Kurumuş otlara bir kibrit çaldım,
İçtiğim sigarayı yol kenarına saldım
yahut mangalı söndürmeyi unuttum
Yanmaya başladı koca orman, çatırdaması ağıt.
Gencecik delikanlıydı, yemyeşil ve kokulu
Sayemde karanlığa büründü
Ölümün ruhunda süründü
Bir anda kül oldu binlerce ton kağıt!
Bir ağaç, insan gibi yıllarca büyüyor ve boy atıyor orman olabilmek için. Toprak ana gök suyundan-sütünden aldığı sıvıyla besliyor, sabırla… Yel her esişinde ninni söylüyor, gencecik yapraklarına! Orman kolayına olmuyor, ne kadar çok emek istiyor. Üstelik verdiği oksijen ile, kendisi yaşarken insanlığı da yaşatıyor. Biliyorsunuz işte, yetiştir kargayı oysun gözünü misali, yaşattığı insanlık ona ihanet edip, yakıp yıkıyor. Savaşlarda bombalar yağdıran zalim gibi, yaşanmış şehirleri yerle bir ediyor.
Orman kaç kişiye nasip ki, yaşarken. içindeki pınarları, nehirleri, şelaleleri… Doyumsuz bitki örtüsü ve onların meyveleri… Hani içindeki hayvana özeniyorum. Keşke onlar gibi yesem, içsem, her yeşiline bansa gözlerim…Ne sınavları var, ne de yaşama hakkını elinden alan, biz insanlara cennet gibi görünüyor. Bir tür hayal edip, öldükten sonra kavuşmak nasip olursa dediğimiz. Sanki onlar ruhlarını verdikten sonra tamamen yok olduklarına sanki bir hediye gibi…Lakin içimizdeki hainin biri onların bu cennetini kıskanıyor ve sorgusuz sualsiz cehennemi sunuyor, çıkardığı yangınlar ile…

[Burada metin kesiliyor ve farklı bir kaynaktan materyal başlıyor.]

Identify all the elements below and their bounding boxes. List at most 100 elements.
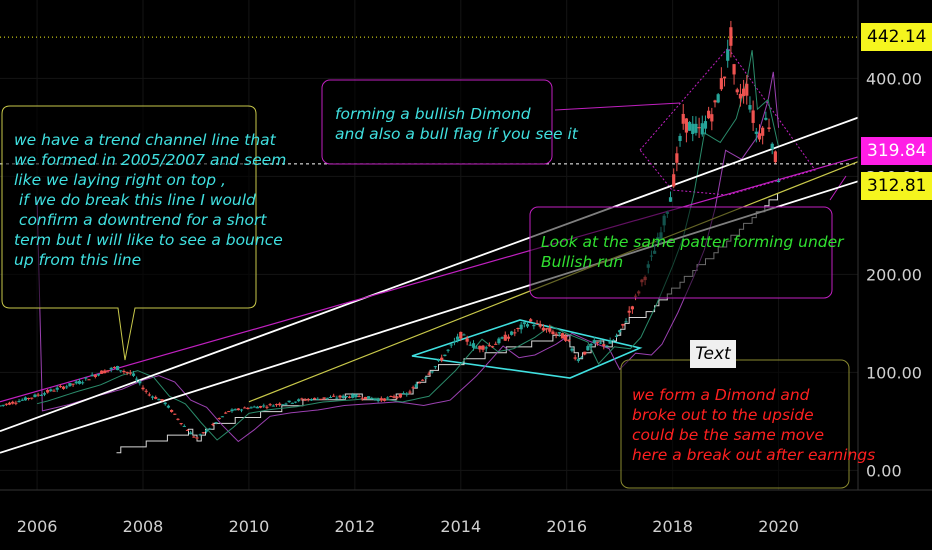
candle-body-118: [373, 398, 377, 400]
candle-body-78: [246, 407, 250, 409]
candle-body-73: [230, 409, 234, 412]
candle-body-169: [535, 323, 539, 325]
callout-box-top[interactable]: [321, 79, 553, 165]
candle-body-40: [125, 371, 129, 373]
candle-body-143: [452, 341, 457, 343]
candle-body-150: [475, 347, 479, 349]
x-tick-label-1: 2008: [123, 517, 164, 536]
annotation-trend-channel: we have a trend channel line that we for…: [14, 131, 287, 269]
candle-body-172: [544, 328, 549, 330]
candle-body-191: [605, 345, 609, 347]
candle-body-26: [81, 382, 85, 384]
text-tool-label[interactable]: Text: [690, 340, 736, 368]
candle-body-69: [217, 418, 221, 420]
candle-body-159: [503, 334, 507, 341]
candle-body-63: [198, 434, 202, 436]
candle-body-87: [274, 404, 279, 406]
candle-body-94: [297, 399, 301, 402]
candle-body-214: [678, 135, 682, 142]
candle-body-171: [541, 327, 545, 331]
candle-body-161: [510, 331, 514, 335]
candle-body-228: [722, 76, 727, 79]
candle-body-34: [106, 370, 110, 372]
candle-body-56: [176, 418, 180, 420]
candle-body-28: [87, 379, 91, 381]
candle-body-122: [386, 397, 390, 399]
candle-body-167: [529, 319, 533, 322]
candle-body-189: [599, 342, 603, 344]
candle-body-92: [290, 402, 294, 404]
callout-box-left[interactable]: [1, 105, 257, 361]
candle-body-235: [745, 83, 749, 96]
candle-body-226: [716, 94, 720, 103]
candle-body-91: [287, 400, 291, 403]
candle-body-225: [713, 100, 717, 103]
candle-body-36: [112, 367, 116, 369]
candle-body-242: [767, 127, 771, 130]
candle-body-74: [233, 409, 237, 411]
candle-body-31: [96, 374, 101, 376]
candle-body-103: [325, 397, 329, 399]
x-axis-ticks: 2006 2008 2010 2012 2014 2016 2018 2020: [17, 517, 799, 536]
trend-line-0: [0, 116, 859, 433]
candle-body-9: [27, 397, 31, 399]
candle-body-107: [338, 395, 342, 398]
candle-body-77: [243, 407, 247, 409]
candle-body-68: [214, 422, 218, 424]
candle-body-13: [39, 394, 43, 396]
candle-body-41: [128, 372, 132, 374]
candle-body-221: [700, 123, 704, 135]
candle-body-223: [707, 110, 711, 119]
candle-body-134: [424, 377, 428, 379]
candle-body-81: [255, 406, 259, 409]
candle-body-76: [239, 409, 244, 411]
candle-body-234: [742, 88, 746, 97]
candle-body-12: [36, 394, 40, 396]
candle-body-218: [691, 123, 695, 135]
candle-body-178: [564, 335, 568, 341]
candle-body-188: [595, 342, 600, 344]
candle-body-60: [189, 432, 193, 435]
candle-body-42: [131, 373, 136, 376]
candle-body-102: [322, 397, 326, 399]
candle-body-162: [513, 332, 517, 334]
candle-body-240: [761, 127, 765, 136]
candle-body-184: [583, 351, 587, 355]
candle-body-128: [405, 393, 409, 395]
candle-body-30: [93, 374, 97, 377]
candle-body-198: [627, 310, 631, 313]
candle-body-61: [192, 436, 196, 438]
callout-boxes: [1, 79, 850, 489]
candle-body-179: [567, 339, 571, 341]
diamond-pattern-large[interactable]: [639, 47, 816, 196]
candle-body-146: [462, 334, 466, 336]
candle-body-125: [395, 396, 399, 398]
candle-body-96: [303, 399, 307, 401]
diamond-pattern-small[interactable]: [411, 319, 643, 379]
candle-body-82: [258, 406, 263, 408]
candle-body-83: [262, 405, 266, 407]
candle-body-197: [624, 321, 628, 323]
candle-body-124: [392, 396, 396, 398]
candle-body-105: [332, 395, 336, 397]
candle-body-241: [764, 117, 768, 120]
candle-body-100: [316, 398, 320, 401]
candle-body-98: [309, 399, 314, 401]
candle-body-104: [328, 396, 333, 398]
callout-box-middle[interactable]: [529, 206, 833, 299]
candle-body-117: [370, 398, 374, 400]
candle-body-11: [33, 394, 37, 398]
candle-body-155: [490, 346, 495, 348]
candle-body-237: [751, 110, 755, 123]
candle-body-131: [414, 384, 418, 388]
candle-body-192: [608, 341, 612, 344]
candle-body-52: [163, 402, 167, 405]
candle-body-93: [293, 401, 298, 403]
candle-body-72: [227, 411, 231, 413]
candle-body-22: [68, 383, 72, 387]
candle-body-4: [11, 401, 15, 404]
candle-body-245: [776, 180, 781, 183]
candle-body-141: [446, 349, 450, 351]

Kız sevmiş işte, gönül bu demiyor. Baba vermemde vermem kızımı bu çulsuza diyor. Elinde silahı, kapısında kaçmasın diye muhafızı… Kızının turşusunu kuruyor. Ölmeyi göze alan Hekimoğlu, savaşıyor sevdiğine ulaşmak adına. Lakin bu zulme ne yapabilir ki… Onlarca kurşun giriyor bağrına, onlarca ateş gibi atılan ormana… Yanıyor, küle dönüyor. Kızda elinde bir kuruş sıkıyor başına…Orman yanıyor ve yok oluyor. Sevdalara izin verilmiyor. Özgürce yaşayan ağaçlara, yaratanın sanatı gibi bakılmıyor artık. Ağlayan rüzgar, kalan üç beş yaprakla savruluyor.Toprak simsiyah… Başına karalar bağlıyor. Çöl oluyor zamanla… Her aşığın kaçtığı, sığındığı… Teselli bulduğu liman gibi geleni bağrına basıyor.
Ormanlar yaşadıkça, kıyamet kopar mı? Ormanı koruyan insan yaşarsa, kalplerde aşk ölür mü? Orman varsa, tertemiz su da vardır… İnsanın yaşamasına, kötülüğü unutmasına vesile yeşillik. Onu kim yıkar, yuvasını darmadağın eder… Onun şeytanı da var demek ki! İnsanlığı yaşatmayacak ya, kendine kul edecek ya… Kulları elinde kibriti yakıyor sonra da ormanı cayır cayır… Allah onların belasını versin. Tüm insanlığı öldürmüş gibiler nihayetinde!
İnsanlığı öldürmeyin… Ormanları yaşatın, çoğaltın!